In the 15th century C.E., astrologers weren’t the only people watching the night skies. People like Nicolaus Copernicus also began to examine celestial bodies in the interest of science or astronomy. Copernicus wanted to figure out how our universe worked — he was the first to hypothesize a sun-centered universe. His heliocentric theory grew after his death as other astronomers such as Galileo Galile and Johannes Kepler looked through telescopes and began to see evidence to support the Copernicus theory. "A lot of people said ‘Astrology died when Galileo set the center of the universe at the sun,’" Renstrom said. "No, astrology didn’t die at all. It lost its political hold, and it became a convenient battering ram for both science and religion because both could attack astrology without having to attack each other."

Johannes Kepler was not only an early astronomer, he was also a practicing astrologer to a Prussian prince. According to Renstrom, many of Kepler’s colleagues questioned his practice of astrology. Renstrom said, "Kepler basically said this is the way you make a living. The astronomers were really bitter because nobody wanted to hire an astronomer to look at the stars; they wanted to hire an astronomer to tell them about the future."

In the early 1900s, astrology took off in the United States. "It came to America in the almanacs — it came over with the first colonists. The Farmers’ Almanac tells us about the phases of the moon and when to plant and not plant — that’s astrology," Renstrom said. Astrology made its first appearance in mainstream print in 1911 in Ladies’ Home Journal magazine. A few years later, the first astrology column appeared in a newspaper in Chicago, and from there it spread to almost every publication, on to radio, and eventually television.

Astrology is practiced globally. Some cultures certainly put more emphasis on the practice than others. Renstrom said, "No one is going to be able to compete in terms of prominence with India and China — everything is mapped over there. The contribution America made that no one else did was psychological astrology. America was the first country to really wed astrology to someone’s psychology and use it to understand your behavior and potential as a person and use it to better yourself. India and China had a much more socially ascribed astrology. This is your social place, this is your rank, this is your file. The Europeans, like the French and the English, were much more absorbed in political astrology. By the time it comes to America, it comes out of our self-help tradition. Astrology is going to help me become a better person, and if you look at the history of astrology, that’s a very different message than what was being talked about before."

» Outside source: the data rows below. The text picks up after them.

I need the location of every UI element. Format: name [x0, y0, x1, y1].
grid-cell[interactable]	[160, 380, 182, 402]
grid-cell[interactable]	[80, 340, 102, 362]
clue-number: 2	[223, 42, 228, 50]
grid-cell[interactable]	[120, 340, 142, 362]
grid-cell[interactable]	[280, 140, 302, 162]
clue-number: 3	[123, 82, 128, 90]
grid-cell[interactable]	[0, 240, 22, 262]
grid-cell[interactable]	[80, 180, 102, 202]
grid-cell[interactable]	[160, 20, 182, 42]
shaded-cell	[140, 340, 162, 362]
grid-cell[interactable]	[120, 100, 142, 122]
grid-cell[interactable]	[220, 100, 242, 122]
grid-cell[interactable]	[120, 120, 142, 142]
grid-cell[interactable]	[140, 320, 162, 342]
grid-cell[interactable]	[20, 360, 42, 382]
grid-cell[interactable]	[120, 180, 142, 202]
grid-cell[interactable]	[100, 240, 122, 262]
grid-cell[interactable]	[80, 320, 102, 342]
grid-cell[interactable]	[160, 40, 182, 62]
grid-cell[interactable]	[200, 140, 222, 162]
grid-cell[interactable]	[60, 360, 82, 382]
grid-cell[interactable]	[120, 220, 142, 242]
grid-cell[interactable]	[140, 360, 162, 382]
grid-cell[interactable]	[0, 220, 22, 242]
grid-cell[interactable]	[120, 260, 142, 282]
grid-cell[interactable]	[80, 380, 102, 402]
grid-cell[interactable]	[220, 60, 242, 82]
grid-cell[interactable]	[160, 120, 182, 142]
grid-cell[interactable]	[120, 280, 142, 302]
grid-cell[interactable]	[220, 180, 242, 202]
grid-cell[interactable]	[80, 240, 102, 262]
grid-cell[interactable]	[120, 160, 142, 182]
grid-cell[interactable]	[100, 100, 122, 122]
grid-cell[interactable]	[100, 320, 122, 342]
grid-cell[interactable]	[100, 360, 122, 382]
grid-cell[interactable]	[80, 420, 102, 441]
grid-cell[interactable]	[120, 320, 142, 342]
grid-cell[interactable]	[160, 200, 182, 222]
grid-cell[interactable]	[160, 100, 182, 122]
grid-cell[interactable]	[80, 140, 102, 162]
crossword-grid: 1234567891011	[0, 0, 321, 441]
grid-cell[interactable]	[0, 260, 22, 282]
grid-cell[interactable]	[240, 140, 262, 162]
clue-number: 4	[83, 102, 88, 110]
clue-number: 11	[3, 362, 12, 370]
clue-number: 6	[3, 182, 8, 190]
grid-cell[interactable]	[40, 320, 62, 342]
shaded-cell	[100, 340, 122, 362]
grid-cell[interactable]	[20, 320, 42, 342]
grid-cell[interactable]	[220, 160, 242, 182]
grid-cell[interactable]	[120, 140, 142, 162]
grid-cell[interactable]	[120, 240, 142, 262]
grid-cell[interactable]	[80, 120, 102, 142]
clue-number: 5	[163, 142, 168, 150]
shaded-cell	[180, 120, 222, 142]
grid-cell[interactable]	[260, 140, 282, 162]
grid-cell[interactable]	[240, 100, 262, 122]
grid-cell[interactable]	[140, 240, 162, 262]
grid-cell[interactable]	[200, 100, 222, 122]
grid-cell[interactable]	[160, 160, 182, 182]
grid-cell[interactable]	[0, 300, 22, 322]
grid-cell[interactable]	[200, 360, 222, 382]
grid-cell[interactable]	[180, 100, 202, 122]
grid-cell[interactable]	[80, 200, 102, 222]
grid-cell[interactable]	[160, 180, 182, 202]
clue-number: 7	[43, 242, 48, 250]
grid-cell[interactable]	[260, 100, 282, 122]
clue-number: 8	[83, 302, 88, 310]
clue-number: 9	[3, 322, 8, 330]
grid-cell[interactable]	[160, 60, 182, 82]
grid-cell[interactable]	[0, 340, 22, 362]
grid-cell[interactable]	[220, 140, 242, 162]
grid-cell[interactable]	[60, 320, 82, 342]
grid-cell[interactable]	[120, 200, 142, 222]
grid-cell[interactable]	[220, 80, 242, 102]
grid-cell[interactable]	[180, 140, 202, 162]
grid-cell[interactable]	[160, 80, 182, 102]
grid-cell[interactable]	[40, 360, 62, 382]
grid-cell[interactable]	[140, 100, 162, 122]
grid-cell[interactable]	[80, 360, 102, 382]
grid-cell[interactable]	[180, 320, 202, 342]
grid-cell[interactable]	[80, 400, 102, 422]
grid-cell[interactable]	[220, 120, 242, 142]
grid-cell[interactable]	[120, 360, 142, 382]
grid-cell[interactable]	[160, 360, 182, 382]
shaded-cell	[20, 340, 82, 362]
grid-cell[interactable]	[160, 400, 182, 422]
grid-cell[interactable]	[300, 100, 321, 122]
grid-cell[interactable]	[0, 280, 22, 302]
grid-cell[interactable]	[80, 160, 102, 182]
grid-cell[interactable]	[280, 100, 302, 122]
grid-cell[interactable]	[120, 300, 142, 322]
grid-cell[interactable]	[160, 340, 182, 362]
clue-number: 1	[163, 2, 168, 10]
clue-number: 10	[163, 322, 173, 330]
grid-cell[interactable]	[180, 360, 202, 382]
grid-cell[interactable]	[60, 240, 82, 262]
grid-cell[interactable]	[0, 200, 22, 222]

I’m a Leo, and I occasionally check my horoscope online or in the newspaper. Sometimes I feel like those few sentences are talking directly to me and spot on, and sometimes it just looks like fluff. So how does an astrologer determine what the most important message is for such a broad audience? Renstrom said, "People are looking at the horoscope like they would a weather report or a stock report. What’s up today? Basically is it a good day or a bad day? If it’s a bad day, what do I need to know to get around it? I do the charts on a weekly basis. I draw what is called a sunrise chart. Basically, you draw up a chart using a specific sign as its own rising sign. So you draw a chart for each one of the signs for that week and make the predictions from there. It’s about going down those paths and retrieving information for the person, whether a client is one person, or whether it’s 2.5 million people reading your column. You have to adjust it for that."

Our night sky holds a lot of wonder to anyone who looks up at the many points of light. For thousands of years, travelers have used the stars to guide their way, to tell stories about heroes of centuries ago, and to wonder what lies beyond them. The stars influence our lives in so many different ways, it isn’t inconceivable that the way they line up and shift can affect our planet and our lives. In this Age of Aquarius, we’re watching the stars and planets more than ever — we have incredibly sophisticated equipment to view these celestial bodies. Science may be able to explain what elements make up these night lights, but they may never be able to explain the awe, wonder, and influence they apply to all of us.